At the rear of the cottage-like residence (to the best of my
belief built of wood), in which the planter's family lived, was a small
enclosure, surrounded by a palisade, containing a number of wooden sheds, which
were the negro quarters; and after dinner, as we sat on the steps, the children
were sent for to sing for us. They came very shyly, and by degrees; first
peeping round the corners and from behind trees, oftentimes running away in
spite of the orders of their haggard mammies, till they were chased, captured,
and brought back by their elder brethren. They were ragged, dirty, shoeless
urchins of both sexes; the younger ones abdominous as infant Hindoos, and wild
as if just caught. With much difficulty the elder children were dressed into
line; then they began to shuffle their flat feet, to clap their hands, and to
drawl out in a monotonous sort of chant something about the “River Jawdam,”
after which Mrs. Crafts rewarded them with lumps of sugar, which were as
fruitful of disputes as the apple of discord. A few fathers and mothers gazed
at the scene from a distance.
As we sat listening to the wonderful song of the
mockingbirds, when these young Sybarites had retired, a great, big, burly
red-faced gentleman, as like a Yorkshire farmer in high perfection as any man I
ever saw in the old country, rode up to the door, and, after the usual ceremony
of introduction and the collating of news, and the customary assurance “They
can't whip us, sir!” invited me then and there to attend a féte champétre at his
residence, where there is a lawn famous for trees dating from the first
settlement of the colony, and planted by this gentleman's ancestor.
Trees are objects of great veneration in America if they are
of any size. There are perhaps two reasons for this. In the first place, the
indigenous forest trees are rarely of any great magnitude. In the second place,
it is natural to Americans to admire dimension and antiquity; and a big tree
gratifies both organs — size and veneration.
I must record an astonishing feat of this noble Carolinian.
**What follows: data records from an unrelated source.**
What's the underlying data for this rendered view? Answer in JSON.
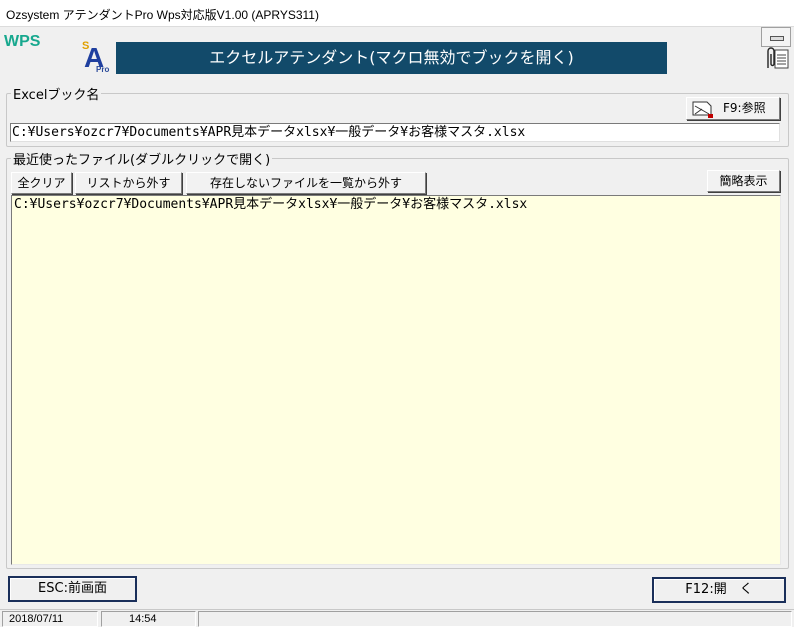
{
  "window": {
    "title": "Ozsystem アテンダントPro Wps対応版V1.00 (APRYS311)"
  },
  "header": {
    "wps_logo": "WPS",
    "sa_logo_s": "S",
    "sa_logo_a": "A",
    "sa_logo_pro": "Pro",
    "banner": "エクセルアテンダント(マクロ無効でブックを開く)"
  },
  "excel_book": {
    "legend": "Excelブック名",
    "browse_button": "F9:参照",
    "path_value": "C:¥Users¥ozcr7¥Documents¥APR見本データxlsx¥一般データ¥お客様マスタ.xlsx"
  },
  "recent": {
    "legend": "最近使ったファイル(ダブルクリックで開く)",
    "clear_all": "全クリア",
    "remove_from_list": "リストから外す",
    "remove_missing": "存在しないファイルを一覧から外す",
    "simple_view": "簡略表示",
    "items": [
      "C:¥Users¥ozcr7¥Documents¥APR見本データxlsx¥一般データ¥お客様マスタ.xlsx"
    ]
  },
  "footer": {
    "esc_button": "ESC:前画面",
    "f12_button": "F12:開　く"
  },
  "status": {
    "date": "2018/07/11",
    "time": "14:54"
  },
  "icons": {
    "browse": "open-folder-icon",
    "clip": "clip-icon"
  },
  "colors": {
    "banner_bg": "#124a6a",
    "list_bg": "#ffffe1",
    "wps_logo": "#17a88e"
  }
}
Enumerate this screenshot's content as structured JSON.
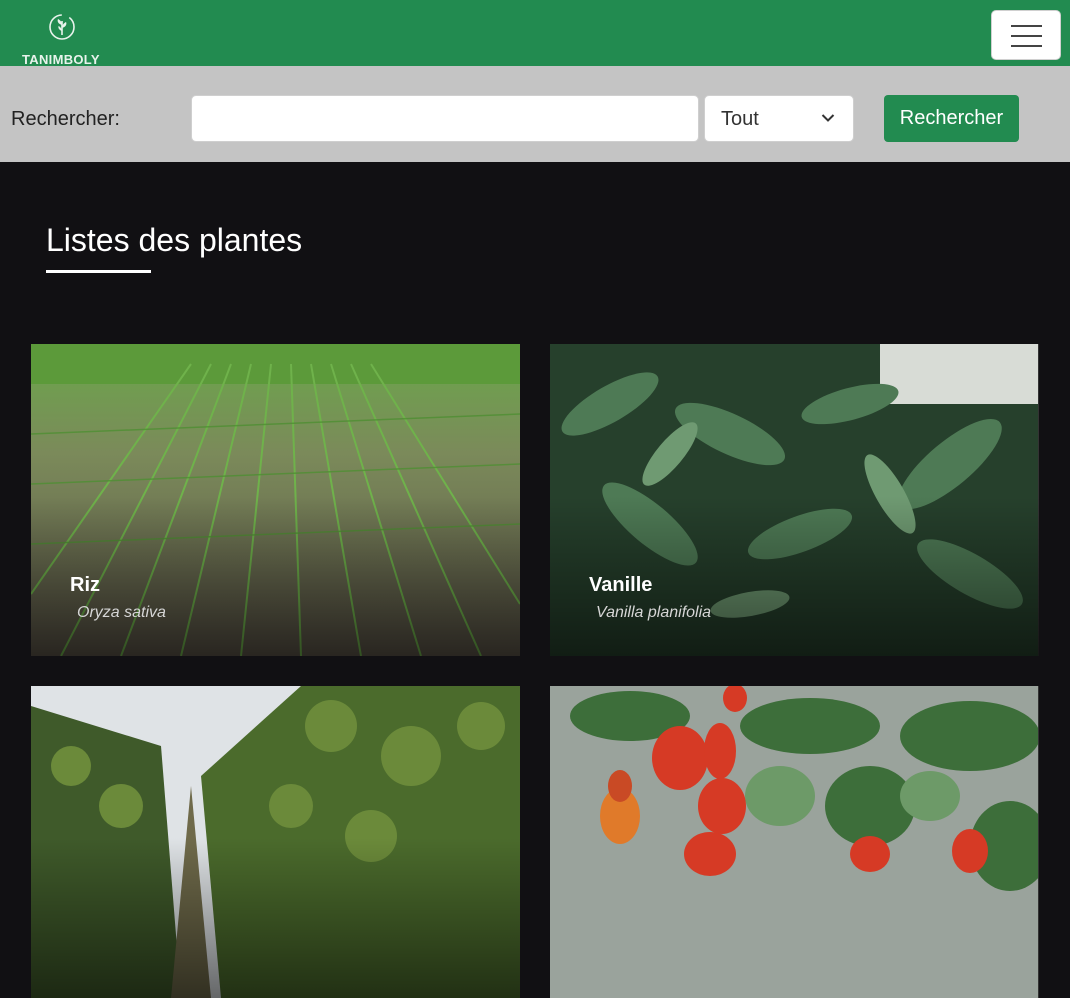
{
  "brand": {
    "name": "TANIMBOLY",
    "icon": "leaf-sprout-icon"
  },
  "navbar": {
    "menu_icon": "hamburger-menu-icon"
  },
  "search": {
    "label": "Rechercher:",
    "input_value": "",
    "placeholder": "",
    "filter_selected": "Tout",
    "button_label": "Rechercher"
  },
  "main": {
    "title": "Listes des plantes"
  },
  "plants": [
    {
      "name": "Riz",
      "scientific": "Oryza sativa"
    },
    {
      "name": "Vanille",
      "scientific": "Vanilla planifolia"
    },
    {
      "name": "",
      "scientific": ""
    },
    {
      "name": "",
      "scientific": ""
    }
  ],
  "colors": {
    "primary": "#228b50",
    "search_bg": "#c4c4c4",
    "page_bg": "#111013"
  }
}
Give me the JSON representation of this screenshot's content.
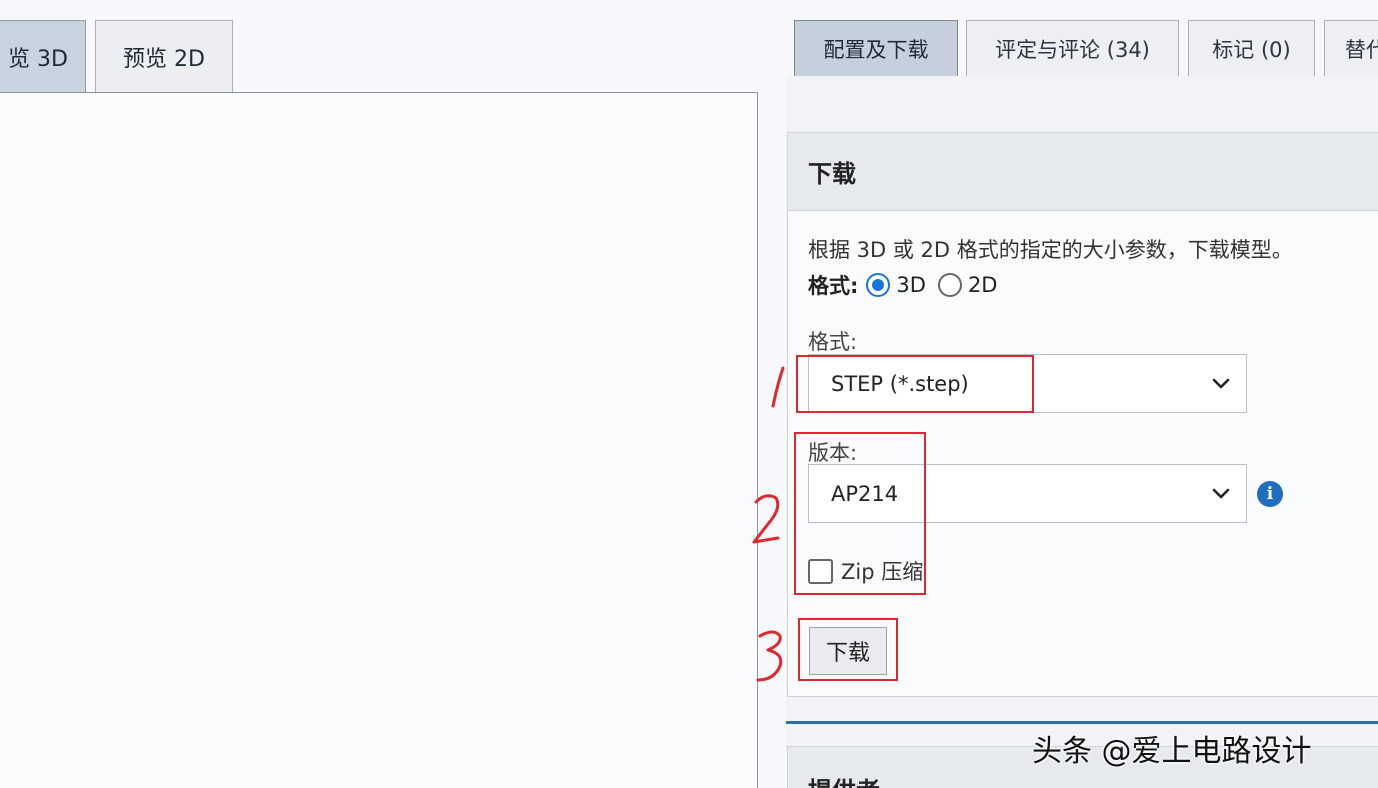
{
  "left_tabs": {
    "active": "览 3D",
    "inactive": "预览 2D"
  },
  "right_tabs": [
    "配置及下载",
    "评定与评论 (34)",
    "标记 (0)",
    "替代"
  ],
  "download_panel": {
    "title": "下载",
    "description": "根据 3D 或 2D 格式的指定的大小参数，下载模型。",
    "format_label": "格式:",
    "radio_3d": "3D",
    "radio_2d": "2D",
    "radio_selected": "3D",
    "format_field_label": "格式:",
    "format_value": "STEP (*.step)",
    "version_label": "版本:",
    "version_value": "AP214",
    "zip_label": "Zip 压缩",
    "zip_checked": false,
    "download_button": "下载"
  },
  "provider_panel": {
    "title": "提供者"
  },
  "annotations": [
    "1",
    "2",
    "3"
  ],
  "watermark": "头条 @爱上电路设计",
  "colors": {
    "accent_blue": "#1a73d9",
    "annotation_red": "#e0262f",
    "info_blue": "#1e6fc0",
    "divider_blue": "#2f6fa8"
  }
}
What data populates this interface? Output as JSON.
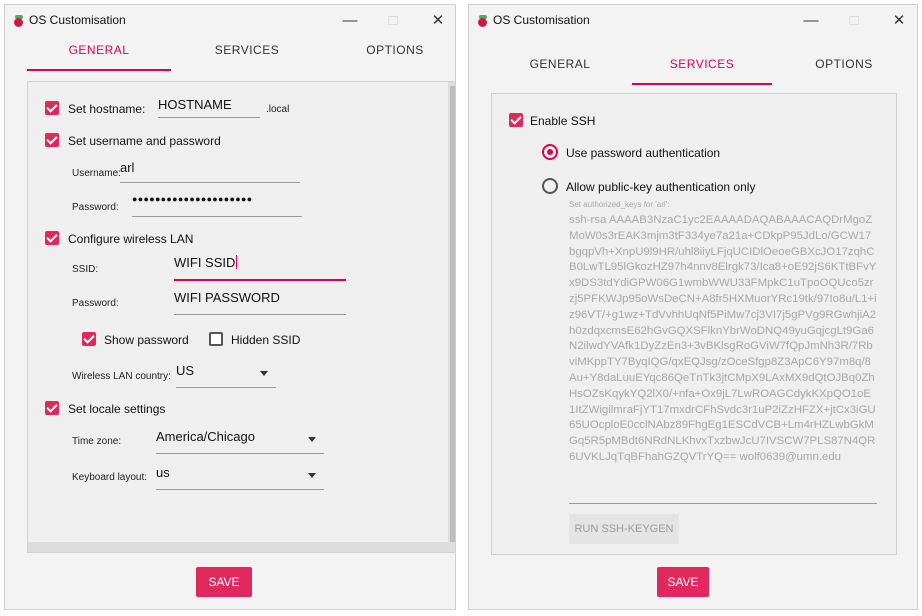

The heat of the evening was indubitably thirst-compelling, and we went in to “have
a drink.” Among other things on the table were a decanter of cognac and a flask
of white curaçoa.
The planter filled a tumbler half full of brandy. “What's in that flat bottle,
Crafts?” “That's white curaçoa.” The planter tasted a little, and having smacked
his lips and exclaimed “first-rate stuff,” proceeded to water his brandy
with it, and tossed off a full brimmer of the mixture without any remarkable
ulterior results. They are a hard-headed race. I doubt if cavalier or puritan
ever drank a more potent bumper than our friend the big planter.